For me, the EJI sites in Montgomery are a major and incredibly important pilgrimage site in America. I expect I will be returning at least every three to five years. If the museum were in DC, where people could drop in as one among many museums, it would lose something. Part of the power comes from the pilgrimage, the dedicated journey to this site.

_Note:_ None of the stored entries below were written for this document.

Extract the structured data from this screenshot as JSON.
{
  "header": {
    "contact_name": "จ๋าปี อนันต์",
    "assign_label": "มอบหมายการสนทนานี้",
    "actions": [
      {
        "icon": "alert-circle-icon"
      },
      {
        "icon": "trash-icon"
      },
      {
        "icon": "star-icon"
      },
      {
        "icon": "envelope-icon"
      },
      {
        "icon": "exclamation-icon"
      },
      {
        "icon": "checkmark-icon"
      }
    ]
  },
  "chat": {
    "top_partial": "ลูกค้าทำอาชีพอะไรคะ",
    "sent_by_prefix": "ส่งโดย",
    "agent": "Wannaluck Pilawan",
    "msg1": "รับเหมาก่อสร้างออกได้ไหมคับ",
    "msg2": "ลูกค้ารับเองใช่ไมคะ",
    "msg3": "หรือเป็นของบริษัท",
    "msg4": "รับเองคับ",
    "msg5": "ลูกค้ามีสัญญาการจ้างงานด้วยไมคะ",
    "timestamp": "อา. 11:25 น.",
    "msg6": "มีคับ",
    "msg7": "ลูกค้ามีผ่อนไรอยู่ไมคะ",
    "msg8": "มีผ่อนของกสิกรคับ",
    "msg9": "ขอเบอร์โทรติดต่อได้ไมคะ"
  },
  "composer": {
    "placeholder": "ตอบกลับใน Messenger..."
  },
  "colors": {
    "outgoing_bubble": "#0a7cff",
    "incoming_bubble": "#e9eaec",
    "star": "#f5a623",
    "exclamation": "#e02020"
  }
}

As my teacher Rabbi Art Green comments on the Chasidic text Sefat Emet about Shavuot, “The real revelation of Torah is the uncovering of the great secret of existence: that everything is animated by the single life-force that derives from the word of God.” (Language of Truth, p. 400) Good and evil are both part of that life force. And it is up to us to unify, to lift up, to return it all to the Source. Just as the rabbis did when they edited Isaiah (Isaiah 45:7) in our morning “yotzer” prayer, changing “evil” to “all,” so may we, as we hopefully re-experience the revelation of Shavuot, unify both the good and evil in our history as Americans, and take strong next steps to a redeemed country.
Rabbi Steve Booth-Nadav runs the Multifaith Leadership Forum of Metro Denver and is the Chaplain at Kavod Senior Life. He is a 1992 graduate of the Reconstructionist Rabbinical College and a founding member of Ohalah, The Alliance of Rabbis for Jewish Renewal.